L’immense corpus de la correspondance à la mère est passionnant. Il s’étend pendant cinquante ans et ramène à une relation qui ne fut jamais simple - et c’est un euphémisme.  La génitrice restera jusqu'à sa mort son « tourment, l'objet de son désespoir ». Non sans raison : abandon, placement en famille d'accueil, brimades, reproches, dénigrements, bouderies tels fut le lot pour cet enfant ayant eu « tord » d’être né « naturel » et devant en payer le prix. La mère - Ida Gavillet, née Borgeaud à Illarsaz - ne manqua pas de le lui rappeler. Il devra la séduire en un chemin du calvaire.
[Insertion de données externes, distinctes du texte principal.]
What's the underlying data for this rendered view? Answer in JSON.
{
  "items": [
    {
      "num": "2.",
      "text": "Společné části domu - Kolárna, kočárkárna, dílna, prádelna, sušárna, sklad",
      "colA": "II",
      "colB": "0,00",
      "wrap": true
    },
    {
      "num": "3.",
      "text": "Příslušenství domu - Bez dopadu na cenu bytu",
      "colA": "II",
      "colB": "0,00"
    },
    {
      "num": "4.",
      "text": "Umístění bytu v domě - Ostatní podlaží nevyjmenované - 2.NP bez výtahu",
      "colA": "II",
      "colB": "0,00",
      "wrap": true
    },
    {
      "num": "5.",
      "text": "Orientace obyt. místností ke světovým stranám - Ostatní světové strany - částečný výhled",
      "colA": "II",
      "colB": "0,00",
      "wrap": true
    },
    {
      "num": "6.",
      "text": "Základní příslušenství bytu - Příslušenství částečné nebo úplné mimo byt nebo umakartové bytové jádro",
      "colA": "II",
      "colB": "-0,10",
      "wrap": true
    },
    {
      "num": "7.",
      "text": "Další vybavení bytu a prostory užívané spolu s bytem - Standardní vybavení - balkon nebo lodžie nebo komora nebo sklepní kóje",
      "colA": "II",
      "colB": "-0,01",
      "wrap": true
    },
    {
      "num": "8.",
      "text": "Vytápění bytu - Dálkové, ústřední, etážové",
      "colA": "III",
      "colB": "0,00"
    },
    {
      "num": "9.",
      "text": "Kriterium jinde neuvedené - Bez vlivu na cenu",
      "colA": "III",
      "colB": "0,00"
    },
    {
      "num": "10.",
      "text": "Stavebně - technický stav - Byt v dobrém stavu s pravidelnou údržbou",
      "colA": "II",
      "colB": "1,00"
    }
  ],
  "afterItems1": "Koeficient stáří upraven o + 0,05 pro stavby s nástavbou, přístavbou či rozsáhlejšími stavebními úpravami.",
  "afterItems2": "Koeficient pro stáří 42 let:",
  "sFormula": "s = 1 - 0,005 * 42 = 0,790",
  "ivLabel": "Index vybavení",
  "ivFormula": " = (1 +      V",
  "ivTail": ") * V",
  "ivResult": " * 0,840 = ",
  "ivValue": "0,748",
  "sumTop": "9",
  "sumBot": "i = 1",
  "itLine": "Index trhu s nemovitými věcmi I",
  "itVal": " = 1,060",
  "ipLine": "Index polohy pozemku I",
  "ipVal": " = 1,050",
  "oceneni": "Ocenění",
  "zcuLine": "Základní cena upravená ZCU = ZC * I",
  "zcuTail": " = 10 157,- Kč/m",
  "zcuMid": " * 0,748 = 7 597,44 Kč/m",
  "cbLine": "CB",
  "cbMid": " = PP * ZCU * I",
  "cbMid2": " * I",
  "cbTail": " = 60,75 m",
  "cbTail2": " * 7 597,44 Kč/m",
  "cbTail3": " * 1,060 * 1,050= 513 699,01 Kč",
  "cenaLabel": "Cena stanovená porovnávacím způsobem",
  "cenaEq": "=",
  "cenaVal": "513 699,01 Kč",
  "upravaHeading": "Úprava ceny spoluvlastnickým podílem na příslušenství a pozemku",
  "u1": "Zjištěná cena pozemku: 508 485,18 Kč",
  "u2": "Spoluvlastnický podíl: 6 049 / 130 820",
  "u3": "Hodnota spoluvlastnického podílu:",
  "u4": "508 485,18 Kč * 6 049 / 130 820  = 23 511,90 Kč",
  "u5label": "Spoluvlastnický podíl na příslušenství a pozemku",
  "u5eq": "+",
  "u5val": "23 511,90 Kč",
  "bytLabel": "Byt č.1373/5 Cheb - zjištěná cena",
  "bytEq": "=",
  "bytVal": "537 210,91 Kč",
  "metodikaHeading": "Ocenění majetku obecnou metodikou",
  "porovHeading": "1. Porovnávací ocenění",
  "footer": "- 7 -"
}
Borgeaud y paraît drôle, injuste, égocentré, parfois mesquin mais toujours lucide et finalement apaisé vis-à-vis de la génitrice : « C'est probablement de ma situation d'enfant naturel que m'est venue cette passion d'écrire »…

 

Borgeaud 2.jpgEt s’il est de l’essence de la littérature d’être obsessionnelle, les lettres  illustrent la fixation première. Elles font  chauffer l’écriture (comme on dit faire chauffer la colle)  dans un dialogue ou soliloque avec une femme adepte d’un trop romantique étang. L’écriture des lettres était là pour la surprendre sur sa berge et l’étonner mais aussi pour tenter de reconstruire quelque chose du passé au présent. Lire cette correspondance est une bonne occasion de renouer avec l’œuvre et toucher sa réalité à travers la chair du fils maniant la douceur comme la trique pour secouer sa  première des femmes qui, bonne catholique et romaine, vit en ce fils naturel une masse inconcevable d’elle-même.